As Onlyme said....you can help your Mum and Dad with the small things, which will make a big difference....But do not get wrapped in the heartache of all this.....it will do you no good and all, and will have an effect on the rest of your life, if your Nan was 'normal' you know she really wouldn't want this to effect you in this way.

I have a 15 year old son who is getting very stressed about exams at the moment, and my Mum has dementia and is now in a care home....I really wouldn't want him to have the burdon of the worry of his Nan on top of his exams and your Mum won't either.

Take care and as Margaret W says, you need to find 'time out' at a friends house away from it all to have peace and quiet to revise.

And most of all don't worry, what will happen, will happen and you can't change it by worrying.

X
 

Farmergirl

Registered User
May 24, 2011
464
0
Cornwall
Hi RDL,
i have a 16 year old daughter who had to put up with a lot of what you describe!
We had my mum live with us for almost a year - talk about cramping kate's style!
At the start, she was okay with it and understod why we had to have her, but rapidly granny got worse and more demented which Kate found increasinglyembarassing when she had friends round.
kate is going thro0ugh her GCSE's just now and her stress levels are high - Im aware that she flies off the handle, (but that she dosnt mean owt by it - its just a stress releif).
I think talking to your form tutor is a good idea (if you feel okay with this), but also can you talk to your mum?
I know not all daughters have a great relationship with their mum (mine with my mum was always awful), but I talk AND LISTEN to Kate, and to be fair - if Im having a rubbish day, I sound off to her. After Ive ranted about 'what gran said or did today', she gives me a hug and we usually have a laugh or cry together. She's a great girl who puts up with a lot from her mum! I hope you can try and have a chat with your mum - perhaps some time whilst your out for coffee and a bun or something?
I think the important thing is to recognise that its normal and acceptable for you to get stressy with all this stuff - perhaps if the social worker is around sometime you could mention that this is affecting you at school - might be a good start.

Good luck in your exams - Im getting the vibes that your a sensible good girl and I wish I could send you a big hug (mushy yeah, but sometimes we all need a bit of mush).
 

zeeeb

Registered User
Some people just aren't made to be carers. And sounds like your grandfather is one of them. No shame in that, it's just the way it is. I have a father that I feel is going to be equally hellish when my mum reaches the depths of her alzheimers and I shudder to think how he will cope. He is a full on hard core control freak, has to have everything his way, and just so (even tells me which knife i should use when cutting a particular vegetable, or how to make a cake, as if he's ever made a cake in his life...) so how will he go when mum turns the whole house upside down looking for a nail file.
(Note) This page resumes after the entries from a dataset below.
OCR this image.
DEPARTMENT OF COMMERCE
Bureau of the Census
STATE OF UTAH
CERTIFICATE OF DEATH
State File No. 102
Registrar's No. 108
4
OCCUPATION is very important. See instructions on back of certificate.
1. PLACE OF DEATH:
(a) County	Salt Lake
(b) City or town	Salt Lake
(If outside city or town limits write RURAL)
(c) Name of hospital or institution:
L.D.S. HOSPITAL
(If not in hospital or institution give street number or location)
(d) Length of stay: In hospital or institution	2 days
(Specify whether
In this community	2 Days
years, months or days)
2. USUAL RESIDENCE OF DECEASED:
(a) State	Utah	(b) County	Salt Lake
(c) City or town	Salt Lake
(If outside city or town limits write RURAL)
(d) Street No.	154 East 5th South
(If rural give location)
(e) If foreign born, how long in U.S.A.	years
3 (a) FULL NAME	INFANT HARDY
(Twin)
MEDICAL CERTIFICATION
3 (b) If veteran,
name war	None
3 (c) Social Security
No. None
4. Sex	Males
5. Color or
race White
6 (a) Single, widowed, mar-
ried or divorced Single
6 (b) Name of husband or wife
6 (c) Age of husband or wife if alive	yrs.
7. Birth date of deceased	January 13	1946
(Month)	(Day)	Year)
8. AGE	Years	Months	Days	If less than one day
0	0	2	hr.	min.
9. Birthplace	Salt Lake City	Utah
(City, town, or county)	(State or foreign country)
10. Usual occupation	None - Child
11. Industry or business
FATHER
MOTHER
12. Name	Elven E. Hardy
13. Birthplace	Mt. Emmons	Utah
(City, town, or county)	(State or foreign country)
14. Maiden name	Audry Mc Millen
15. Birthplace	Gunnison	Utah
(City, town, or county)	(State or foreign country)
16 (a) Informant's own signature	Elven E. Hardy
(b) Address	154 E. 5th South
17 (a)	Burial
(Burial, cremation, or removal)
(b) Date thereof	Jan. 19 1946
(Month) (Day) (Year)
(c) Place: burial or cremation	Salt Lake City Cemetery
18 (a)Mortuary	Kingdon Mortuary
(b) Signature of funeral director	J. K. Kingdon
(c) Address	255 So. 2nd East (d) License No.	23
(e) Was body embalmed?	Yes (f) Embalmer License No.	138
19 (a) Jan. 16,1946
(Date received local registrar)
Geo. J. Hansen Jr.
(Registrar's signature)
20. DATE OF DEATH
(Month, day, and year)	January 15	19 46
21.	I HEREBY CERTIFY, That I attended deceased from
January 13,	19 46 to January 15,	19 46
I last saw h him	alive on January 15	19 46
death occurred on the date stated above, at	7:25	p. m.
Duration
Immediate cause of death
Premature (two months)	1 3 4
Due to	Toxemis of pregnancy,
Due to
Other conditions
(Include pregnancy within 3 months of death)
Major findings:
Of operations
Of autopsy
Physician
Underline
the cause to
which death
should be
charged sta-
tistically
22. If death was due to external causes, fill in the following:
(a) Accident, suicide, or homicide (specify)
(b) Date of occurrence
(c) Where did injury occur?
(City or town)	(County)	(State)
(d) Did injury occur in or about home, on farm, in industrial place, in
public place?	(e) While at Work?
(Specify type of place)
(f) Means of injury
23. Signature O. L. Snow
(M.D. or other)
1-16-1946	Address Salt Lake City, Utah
I have no real advice, but you are not alone, there are plenty of us going through these stresses. It's never easy and it's always stressful.

Sometimes you have to wonder if they would both be better off if your nanna was in a nursing home, at least there wouldn't be the daily abuse as there is at home, she would have people that understand what she needs to hear and what action she needs taken for her. But good luck in anyone listening to that point of view.

It's a hard disease for even the most caring, patient, loving and nurturing types, and for those who are not that way inclined, i have no idea how they cope.